– Il paraît qu'elle est fort belle, ajouta Aurilly.
– Vous ne l'avez donc pas vue, vous?
– Non, mais d'après ce que monseigneur m'a dit, je brûle de la voir, ne fût-ce que pour juger de l'exagération que l'amour apporte dans un esprit sensé. Ainsi donc, c'est convenu, vous êtes avec nous.
Et pour la troisième fois, Aurilly essaya de faire accepter l'or à Remy.
– Certainement que je suis à vous, dit Remy en repoussant la main d'Aurilly; mais encore faut-il que je sache quel est mon rôle dans les événements que vous préparez.
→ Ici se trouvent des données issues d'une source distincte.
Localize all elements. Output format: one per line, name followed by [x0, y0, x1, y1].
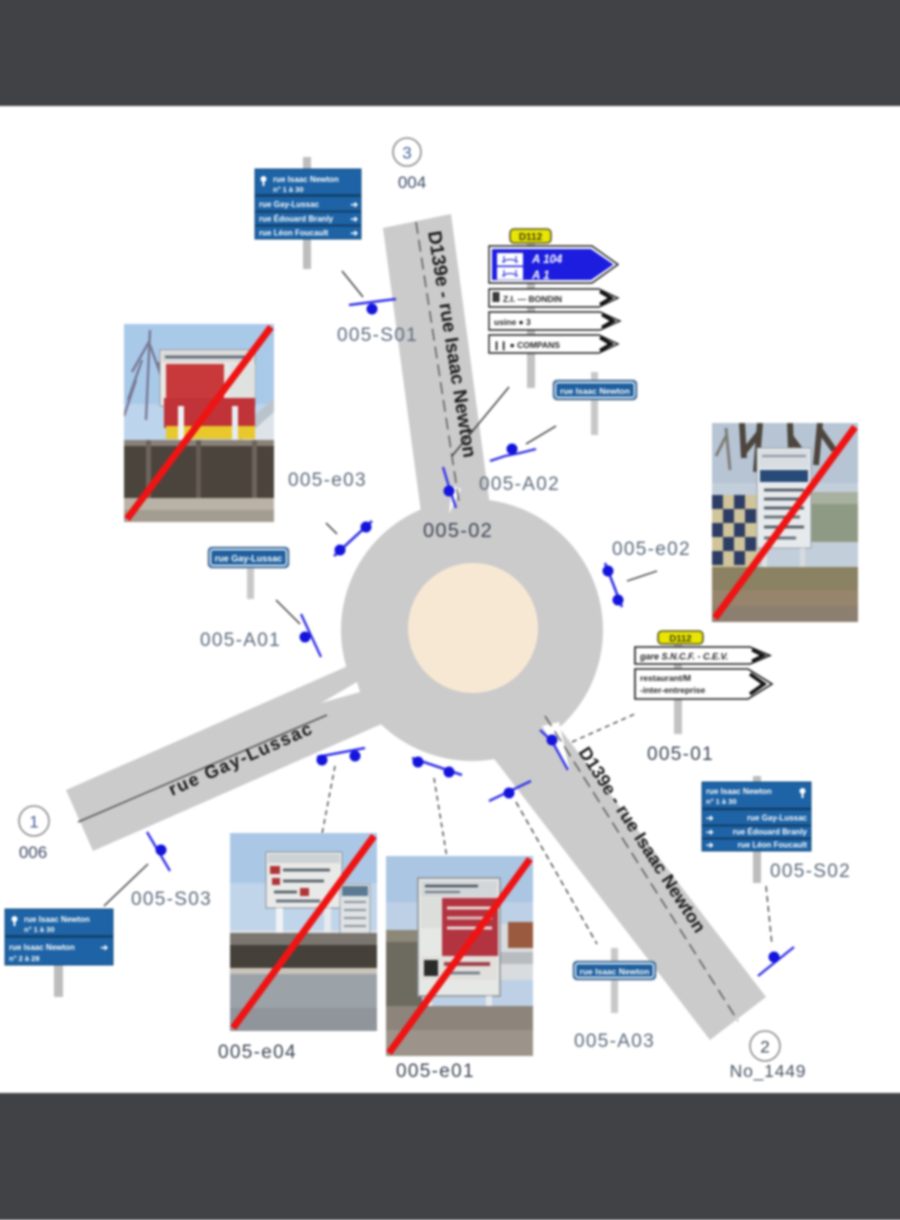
svg-text:rue Isaac Newton: rue Isaac Newton	[560, 386, 630, 396]
svg-text:➔: ➔	[706, 827, 714, 837]
svg-text:rue Gay-Lussac: rue Gay-Lussac	[747, 814, 808, 823]
svg-text:➔: ➔	[350, 200, 358, 210]
svg-text:rue Isaac Newton: rue Isaac Newton	[9, 943, 75, 952]
svg-text:Z.I. — BONDIN: Z.I. — BONDIN	[503, 294, 562, 304]
svg-text:rue Édouard Branly: rue Édouard Branly	[733, 828, 808, 837]
svg-text:005-02: 005-02	[423, 520, 493, 542]
svg-text:005-S03: 005-S03	[131, 889, 212, 910]
svg-text:rue Isaac Newton: rue Isaac Newton	[706, 787, 772, 796]
svg-text:rue Gay-Lussac: rue Gay-Lussac	[259, 200, 320, 209]
svg-text:005-e02: 005-e02	[612, 539, 691, 560]
svg-text:n° 1 à 30: n° 1 à 30	[273, 185, 304, 194]
svg-text:005-S02: 005-S02	[770, 861, 851, 882]
svg-text:➔: ➔	[350, 214, 358, 224]
svg-text:A 104: A 104	[531, 254, 563, 266]
svg-text:usine ● 3: usine ● 3	[494, 317, 531, 327]
svg-text:005-e01: 005-e01	[396, 1061, 475, 1082]
svg-text:004: 004	[398, 173, 426, 192]
svg-text:005-A01: 005-A01	[200, 630, 281, 651]
svg-text:005-01: 005-01	[647, 744, 714, 765]
svg-text:rue Isaac Newton: rue Isaac Newton	[24, 915, 90, 924]
svg-text:2: 2	[760, 1038, 769, 1057]
svg-text:No_1449: No_1449	[730, 1061, 807, 1082]
svg-text:n° 2 à 28: n° 2 à 28	[9, 954, 40, 963]
svg-text:rue Léon Foucault: rue Léon Foucault	[738, 841, 808, 850]
svg-text:005-A03: 005-A03	[574, 1031, 655, 1052]
svg-text:005-S01: 005-S01	[337, 325, 418, 346]
svg-text:1: 1	[29, 813, 38, 832]
svg-text:D112: D112	[519, 232, 543, 243]
svg-text:n° 1 à 30: n° 1 à 30	[24, 925, 55, 934]
svg-text:005-e03: 005-e03	[288, 470, 367, 491]
svg-text:3: 3	[402, 144, 411, 163]
svg-text:➔: ➔	[706, 813, 714, 823]
svg-text:n° 1 à 30: n° 1 à 30	[706, 797, 737, 806]
svg-text:➔: ➔	[100, 943, 108, 953]
svg-text:rue Édouard Branly: rue Édouard Branly	[259, 215, 334, 224]
svg-text:rue Isaac Newton: rue Isaac Newton	[580, 967, 650, 977]
svg-text:➔: ➔	[350, 228, 358, 238]
svg-text:gare S.N.C.F. - C.E.V.: gare S.N.C.F. - C.E.V.	[639, 652, 728, 662]
svg-text:rue Gay-Lussac: rue Gay-Lussac	[215, 554, 283, 564]
svg-text:-inter-entreprise: -inter-entreprise	[640, 685, 705, 695]
svg-text:restaurant/M: restaurant/M	[640, 673, 691, 683]
svg-text:rue Isaac Newton: rue Isaac Newton	[273, 175, 339, 184]
svg-text:➔: ➔	[706, 840, 714, 850]
svg-text:rue Léon Foucault: rue Léon Foucault	[259, 229, 329, 238]
svg-text:006: 006	[19, 843, 47, 862]
svg-text:❙❙ ● COMPANS: ❙❙ ● COMPANS	[493, 340, 560, 351]
svg-text:A 1: A 1	[531, 270, 549, 282]
svg-text:005-e04: 005-e04	[218, 1042, 297, 1063]
svg-text:D112: D112	[669, 634, 691, 645]
svg-text:005-A02: 005-A02	[479, 474, 560, 495]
– Répondez-moi d'abord: la dame de là-haut est-elle la maîtresse de M. du Bouchage ou de son frère?
Le sang monta au visage de Remy.
– Ni de l'un ni de l'autre, dit-il avec contrainte; la dame de là-haut n'a pas d'amant.
– Pas d'amant! mais alors c'est un morceau de roi. Une femme qui n'a pas d'amant! morbleu! monseigneur, nous avons trouvé la pierre philosophale.
– Donc, reprit Remy, monseigneur le duc d'Anjou est amoureux de ma maîtresse?
– Oui.
– Et que veut-il?
– Il veut l'avoir à Château-Thierry, où il se rend à marches forcées.
– Voilà, sur mon âme, une passion venue bien vite.
– C'est comme cela que les passions viennent à monseigneur.
– Je ne vois à cela qu'un inconvénient, dit Remy.
– Lequel?
– C'est que ma maîtresse va s'embarquer pour l'Angleterre.
– Diable! voilà en quoi justement vous pouvez m'être utile: décidez-la.
– À quoi?
– À prendre la route opposée.
– Vous ne connaissez pas ma maîtresse, monsieur; c'est une femme qui tient à ses idées; d'ailleurs, ce n'est pas le tout qu'elle aille en France au lieu d'aller à Londres. Une fois à Château-Thierry, croyez-vous qu'elle cède aux désirs du prince?
– Pourquoi pas?
– Elle n'aime pas le duc d'Anjou.
– Bah! on aime toujours un prince du sang.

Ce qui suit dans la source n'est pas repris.